At the Bar Fun Fun, my wife hailed a man dressed all in black and ordered a bottle of Uvita, the sweet local wine. He smiled and pointed out the barman. He was the singer, and was soon crooning his heart out to sporadic bursts of wild applause.
The only words we recognised were English — one song ended with a plaintive ‘perhaps, perhaps, perhaps’ — but we clapped and hooted, too. Then the tango dancers came on, a sleek raven-haired couple who performed with extraordinary, seductive intensity on a stage smaller than a table-tennis table. The wall behind them was festooned with football scarves.
A typical street scene in Montevideo, Uruguay’s charismatic capital city
Football is more of a religion than Catholicism. Uruguay is the only Latin American country where abortion is legal, and the Church does not play a major role in society. Where beating Argentina 4-2 in the inaugural World Cup final, staged in Montevideo in 1930, is still a bottomless source of collective pride.
Luis took us to see the ramshackle national stadium, purpose-built for that final. It is a place of worship. The country’s best-known footballer, Barcelona striker Luis Suarez, is everyone’s idol.
When he was banned for biting an opponent and the rest of the world recoiled, Uruguayans cheered. ‘We’re so tiny that we have to win however we can,’ said Luis. ‘If that means biting, we’re happy.’ By European standards, Uruguay is not small at all. The population is only 3.5million, but the country is twice the size of Portugal, and it took us a three-hour bus ride through flat countryside — Uruguay is South America’s answer to Norfolk — to get to Colonia del Sacramento, the country’s oldest, prettiest town, established by the Portuguese in 1680.
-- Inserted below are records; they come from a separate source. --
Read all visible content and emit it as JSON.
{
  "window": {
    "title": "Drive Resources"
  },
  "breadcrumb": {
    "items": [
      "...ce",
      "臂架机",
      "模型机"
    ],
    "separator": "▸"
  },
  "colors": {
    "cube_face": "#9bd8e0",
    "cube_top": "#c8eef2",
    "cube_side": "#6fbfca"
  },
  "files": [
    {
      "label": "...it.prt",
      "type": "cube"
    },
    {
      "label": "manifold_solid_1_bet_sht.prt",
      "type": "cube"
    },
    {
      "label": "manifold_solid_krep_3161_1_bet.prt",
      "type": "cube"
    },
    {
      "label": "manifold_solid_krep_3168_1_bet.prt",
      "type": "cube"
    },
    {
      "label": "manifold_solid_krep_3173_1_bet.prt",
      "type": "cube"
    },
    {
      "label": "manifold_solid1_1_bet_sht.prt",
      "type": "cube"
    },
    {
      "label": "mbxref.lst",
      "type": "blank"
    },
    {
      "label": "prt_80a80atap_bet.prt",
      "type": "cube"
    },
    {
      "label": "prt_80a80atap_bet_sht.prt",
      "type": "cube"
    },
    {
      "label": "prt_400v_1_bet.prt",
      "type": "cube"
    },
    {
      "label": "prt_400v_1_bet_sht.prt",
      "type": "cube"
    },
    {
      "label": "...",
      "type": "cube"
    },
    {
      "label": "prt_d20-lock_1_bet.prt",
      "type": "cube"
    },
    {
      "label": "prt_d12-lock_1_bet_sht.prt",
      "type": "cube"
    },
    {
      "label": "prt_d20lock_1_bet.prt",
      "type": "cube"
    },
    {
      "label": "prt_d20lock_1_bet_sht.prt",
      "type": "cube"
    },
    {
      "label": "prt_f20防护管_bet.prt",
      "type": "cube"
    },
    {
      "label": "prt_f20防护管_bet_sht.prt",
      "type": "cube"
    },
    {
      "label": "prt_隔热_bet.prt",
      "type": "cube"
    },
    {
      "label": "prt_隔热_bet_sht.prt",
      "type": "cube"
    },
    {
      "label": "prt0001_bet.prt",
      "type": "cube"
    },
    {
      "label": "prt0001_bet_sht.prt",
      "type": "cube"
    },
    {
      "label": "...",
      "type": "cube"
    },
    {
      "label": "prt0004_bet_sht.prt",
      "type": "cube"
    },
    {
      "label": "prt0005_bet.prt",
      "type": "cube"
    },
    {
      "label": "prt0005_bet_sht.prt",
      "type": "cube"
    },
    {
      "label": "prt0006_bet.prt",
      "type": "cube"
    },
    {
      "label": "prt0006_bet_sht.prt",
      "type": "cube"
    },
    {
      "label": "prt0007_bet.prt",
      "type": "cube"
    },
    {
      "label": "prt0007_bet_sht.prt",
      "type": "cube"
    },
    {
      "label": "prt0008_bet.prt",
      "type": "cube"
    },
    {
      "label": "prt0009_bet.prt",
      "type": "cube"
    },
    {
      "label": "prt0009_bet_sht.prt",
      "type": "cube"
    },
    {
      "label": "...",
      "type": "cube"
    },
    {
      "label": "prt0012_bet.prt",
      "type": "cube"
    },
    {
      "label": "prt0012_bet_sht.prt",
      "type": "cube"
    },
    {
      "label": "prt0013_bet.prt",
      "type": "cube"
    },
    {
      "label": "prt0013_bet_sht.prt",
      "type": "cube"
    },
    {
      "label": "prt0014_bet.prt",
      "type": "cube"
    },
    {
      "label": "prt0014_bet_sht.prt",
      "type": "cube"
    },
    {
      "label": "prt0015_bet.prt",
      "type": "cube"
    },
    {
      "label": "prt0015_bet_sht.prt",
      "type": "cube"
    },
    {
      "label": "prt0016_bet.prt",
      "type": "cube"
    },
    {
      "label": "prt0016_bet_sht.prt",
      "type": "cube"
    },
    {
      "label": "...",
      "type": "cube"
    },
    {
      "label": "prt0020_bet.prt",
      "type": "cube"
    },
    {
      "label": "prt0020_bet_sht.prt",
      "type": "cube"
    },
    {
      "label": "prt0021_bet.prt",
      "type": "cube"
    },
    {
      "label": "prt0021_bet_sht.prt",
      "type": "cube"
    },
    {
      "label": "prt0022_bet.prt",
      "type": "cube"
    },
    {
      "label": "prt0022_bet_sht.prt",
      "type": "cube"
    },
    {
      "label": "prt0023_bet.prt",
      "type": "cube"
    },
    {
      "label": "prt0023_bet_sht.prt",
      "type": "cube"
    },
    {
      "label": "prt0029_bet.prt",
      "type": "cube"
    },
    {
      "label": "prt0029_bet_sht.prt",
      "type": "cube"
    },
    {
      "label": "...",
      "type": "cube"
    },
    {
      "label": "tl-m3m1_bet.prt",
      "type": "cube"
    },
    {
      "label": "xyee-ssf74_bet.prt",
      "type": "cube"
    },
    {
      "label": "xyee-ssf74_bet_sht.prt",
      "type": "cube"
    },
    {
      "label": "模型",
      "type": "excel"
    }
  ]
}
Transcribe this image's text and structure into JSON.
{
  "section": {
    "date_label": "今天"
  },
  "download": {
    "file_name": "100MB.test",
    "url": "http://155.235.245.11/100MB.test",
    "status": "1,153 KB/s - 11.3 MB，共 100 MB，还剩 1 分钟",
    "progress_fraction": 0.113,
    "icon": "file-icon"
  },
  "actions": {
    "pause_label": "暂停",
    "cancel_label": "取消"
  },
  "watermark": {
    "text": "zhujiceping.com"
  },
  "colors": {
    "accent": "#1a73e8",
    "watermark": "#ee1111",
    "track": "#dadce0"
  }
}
From there we were due to take the hour-long ferry ride to Buenos Aires, 35 miles across the River Plate, its skyscrapers dimly visible. But first we had a day and a night to explore, a hugely rewarding exercise because Colonia’s cobbled streets ooze not just history but beguiling contentment.
We were staying in the heart of the old town just off the Calle de los Suspiros, which means ‘street of sighs’, and one can only wonder why, because centuries ago it was the location of Colonia’s brothel.
Today, lined with 400-year- old terracotta houses, it is impossibly pretty and top of every tourist’s must-see list.
We rented bikes and cycled to the beach, actually overtaking one of the many vintage cars that imbue the country’s roads with added charm.
And we visited Colonia’s disused bullring, built by the British and opened with terrific fanfare in 1910.
Locals say it has lasted so long because of British engineering expertise, because it hasn’t been used since 1912, when it was closed after a presidential decree banning bull-fighting.
Somehow, that seems typical of Uruguay. Many South American countries resound with thunderous patriotic pride. But I can’t think of anywhere where it seems more justified.